Quantity of matter is a measure of matter that arises from its density and volume jointly.

What appears in English translation as “quantity of matter” was called
massa
in Newton’s Latin, and is today called “mass.” Newton here defines it as the product of density and volume. Even though Newton does not define density, his definition of mass is still useful because his readers could take it for granted that bodies made of the same substances, such as iron at a given temperature, will have the same density. As Archimedes had shown, measurements of specific gravity give values for density relative to that of water. Newton notes that we measure the mass of a body from its weight, but does not confuse mass and weight.

Definition II

Quantity of motion is a measure of motion that arises from the velocity and the quantity of matter jointly.

What Newton calls “quantity of motion” is today termed “momentum.” It is defined here by Newton as the product of the velocity and the mass.

Definition III

Inherent force of matter [
vis insita
] is the power of resisting by which every body, so far as [it] is able, perseveres in its state either of resting or of moving uniformly straight forward.

Newton goes on to explain that this force arises from the body’s mass, and that it “does not differ in any way from the inertia of the mass.” We sometimes now distinguish mass, in its role as the quantity that resists changes in motion, as “inertial mass.”

Definition IV

Impressed force is the action exerted on a body to change its state either of resting or of uniformly moving straight forward.

This defines the general concept of force, but does not yet give meaning to any numerical value we might assign to a given force. Definitions V through VIII go on to define centripetal acceleration and its properties.

After the definitions comes a scholium, or annotation, in which Newton declines to define space and time, but does offer a description:

I. Absolute, true, and mathematical time, in and of itself, and of its own nature, without relation to anything external, flows uniformly. . . .

II. Absolute space, of its own nature without relation to anything external, always remains homogeneous and immovable.

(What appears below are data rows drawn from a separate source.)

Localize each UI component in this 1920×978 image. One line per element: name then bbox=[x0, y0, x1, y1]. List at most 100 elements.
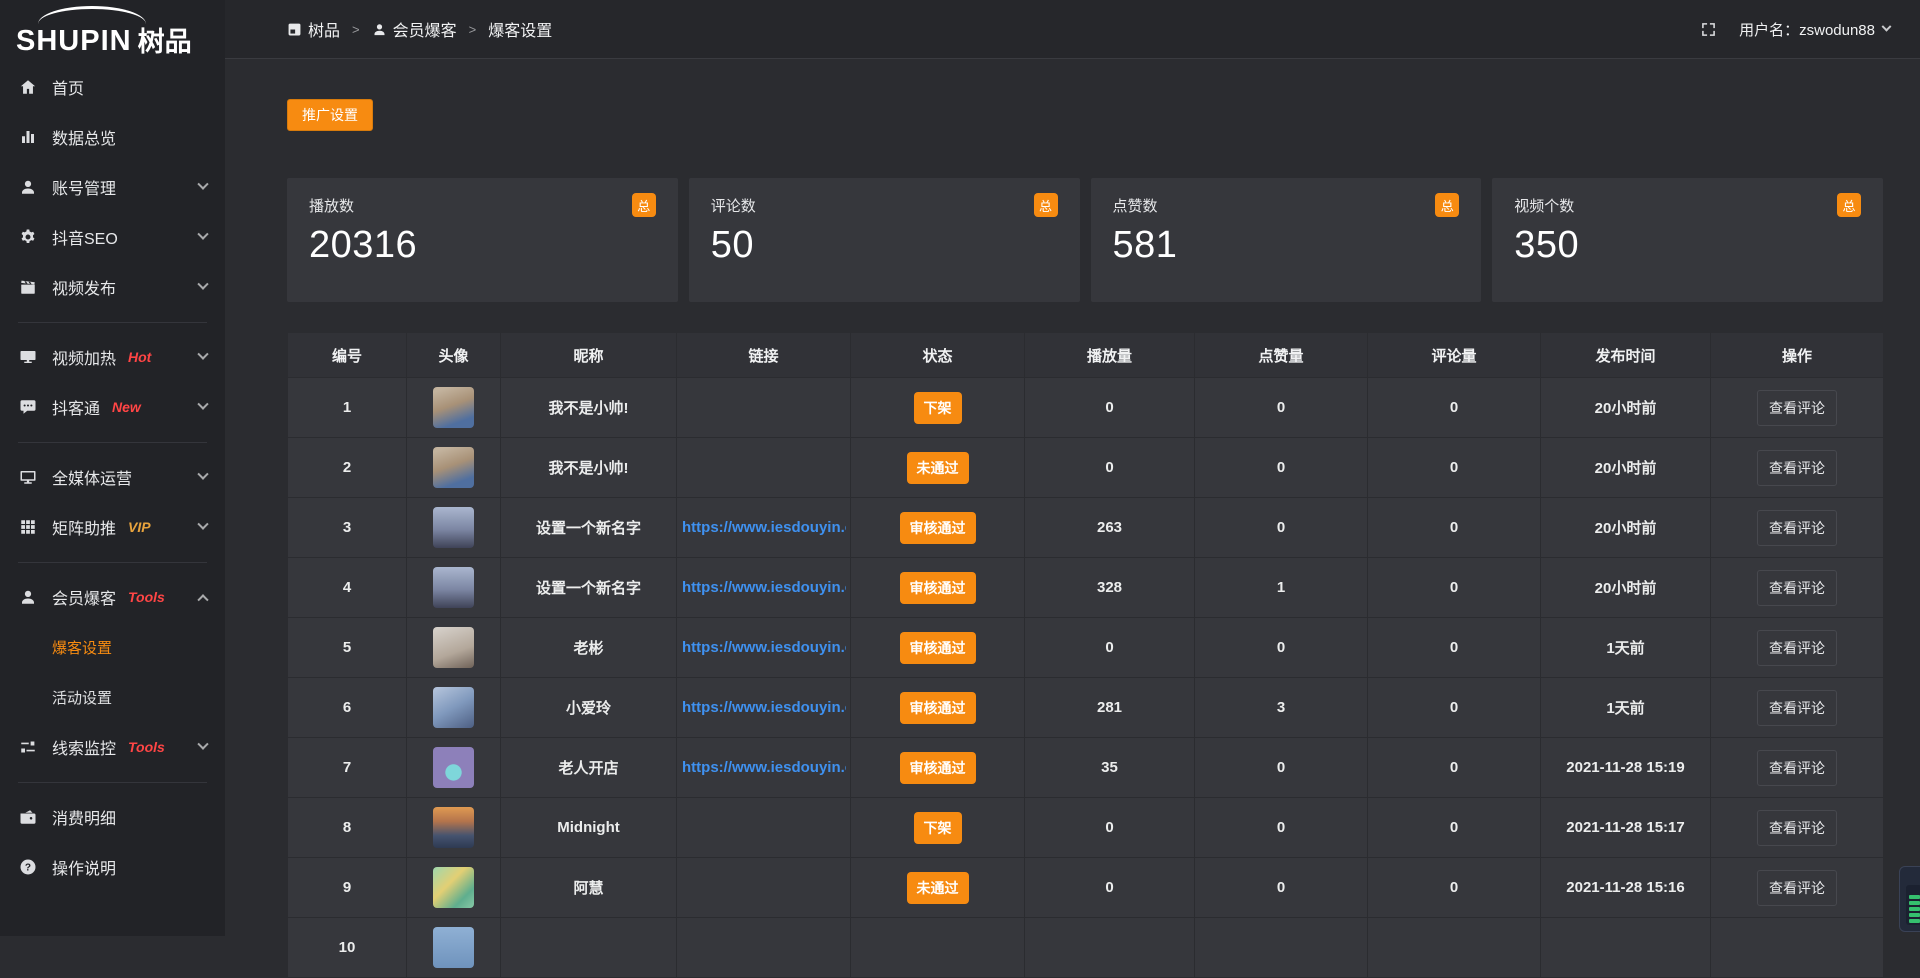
sidebar-item-clue-monitor[interactable]: 线索监控Tools bbox=[0, 722, 225, 772]
cell-nickname bbox=[501, 918, 677, 978]
cell-time bbox=[1541, 918, 1711, 978]
cell-status: 未通过 bbox=[851, 438, 1025, 498]
stat-total-badge: 总 bbox=[1435, 193, 1459, 217]
avatar bbox=[433, 447, 474, 488]
cell-status: 下架 bbox=[851, 378, 1025, 438]
view-comments-button[interactable]: 查看评论 bbox=[1757, 570, 1837, 606]
sidebar-item-operation-guide[interactable]: ? 操作说明 bbox=[0, 842, 225, 892]
view-comments-button[interactable]: 查看评论 bbox=[1757, 750, 1837, 786]
user-icon bbox=[18, 177, 38, 197]
profile-link[interactable]: https://www.iesdouyin.com/share/user/ bbox=[681, 519, 846, 536]
profile-link[interactable]: https://www.iesdouyin.com/share/user/ bbox=[681, 639, 846, 656]
cell-status: 未通过 bbox=[851, 858, 1025, 918]
user-chevron-down-icon[interactable] bbox=[1882, 21, 1892, 31]
cell-plays: 0 bbox=[1025, 798, 1195, 858]
cell-avatar bbox=[407, 618, 501, 678]
table-row: 2我不是小帅!未通过00020小时前查看评论 bbox=[288, 438, 1884, 498]
cell-likes: 0 bbox=[1195, 438, 1368, 498]
topbar: 树品>会员爆客>爆客设置 用户名：zswodun88 bbox=[225, 0, 1920, 59]
cell-action: 查看评论 bbox=[1711, 858, 1884, 918]
sidebar-item-data-overview[interactable]: 数据总览 bbox=[0, 112, 225, 162]
sidebar-item-label: 消费明细 bbox=[52, 805, 116, 829]
cell-likes bbox=[1195, 918, 1368, 978]
sidebar-item-account-management[interactable]: 账号管理 bbox=[0, 162, 225, 212]
cell-link: https://www.iesdouyin.com/share/user/ bbox=[677, 738, 851, 798]
view-comments-button[interactable]: 查看评论 bbox=[1757, 870, 1837, 906]
sidebar-item-all-media[interactable]: 全媒体运营 bbox=[0, 452, 225, 502]
sidebar-item-label: 全媒体运营 bbox=[52, 465, 132, 489]
cell-likes: 0 bbox=[1195, 858, 1368, 918]
profile-link[interactable]: https://www.iesdouyin.com/share/user/ bbox=[681, 759, 846, 776]
breadcrumb-item-baoke-settings[interactable]: 爆客设置 bbox=[488, 17, 552, 41]
cell-likes: 0 bbox=[1195, 798, 1368, 858]
avatar bbox=[433, 387, 474, 428]
column-header-9: 操作 bbox=[1711, 333, 1884, 378]
profile-link[interactable]: https://www.iesdouyin.com/share/user/ bbox=[681, 699, 846, 716]
view-comments-button[interactable]: 查看评论 bbox=[1757, 630, 1837, 666]
table-row: 9阿慧未通过0002021-11-28 15:16查看评论 bbox=[288, 858, 1884, 918]
stat-total-badge: 总 bbox=[1837, 193, 1861, 217]
sidebar-item-label: 操作说明 bbox=[52, 855, 116, 879]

Both Leibniz and Bishop George Berkeley criticized this view of time and space, arguing that only relative positions in space and time have any meaning. Newton had recognized in this scholium that we normally deal only with relative positions and velocities,
but now he had a new handle on absolute space: in Newton’s mechanics, acceleration (unlike position or velocity) has an absolute significance. How could it be otherwise? It is a matter of common experience that acceleration has effects; there is no need to ask, “Acceleration relative to what?” From the forces pressing us back in our seats, we know that we are being accelerated when we are in a car that suddenly speeds up, whether or not we look out the car’s window. As we will see, in the twentieth century the views of space and time of Leibniz and Newton were reconciled in the general theory of relativity.

Then at last come Newton’s famous three laws of motion:

Law I

Every body perseveres in its state of being at rest or of moving uniformly straight forward, except insofar as it is compelled to change its state by forces impressed.

This was already known to Gassendi and Huygens. It is not clear why Newton bothered to include it as a separate law, since the first law is a trivial (though important) consequence of the second.